The efficacy of the 8-aminoquinoline (8AQ) drug primaquine (PQ) has been historically linked to CYP-mediated metabolism. Although to date no clear evidence exists in the literature that unambiguously assigns the metabolic pathway or specific metabolites necessary for activity, recent literature suggests a role for CYP 2D6 in the generation of redox active metabolites.


In the present study, the specific CYP 2D6 inhibitor paroxetine was used to assess its effects on the production of specific phenolic metabolites thought to be involved in PQ efficacy. Further, PQ causal prophylactic (developing liver stage) efficacy against Plasmodium berghei in CYP 2D knockout mice was assessed in comparison with a normal C57 background and with humanized CYP 2D6 mice to determine the direct effects of CYP 2D6 metabolism on PQ activity.

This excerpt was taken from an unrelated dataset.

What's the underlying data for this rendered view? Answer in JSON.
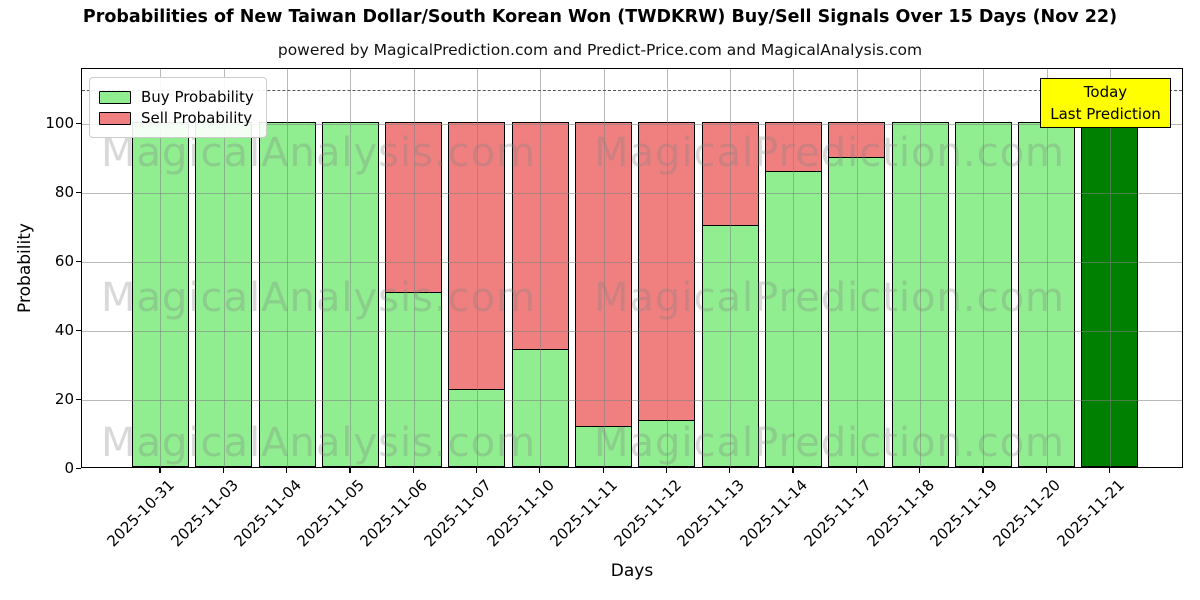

PQ exhibited no activity at 20 or 40 mg/kg in CYP 2D knockout mice, compared to 5/5 cures in normal mice at 20 mg/kg. The activity against developing liver stages was partially restored in humanized CYP 2D6 mice.


These results unambiguously demonstrate that metabolism of PQ by CYP 2D6 is essential for anti-malarial causal prophylaxis efficacy.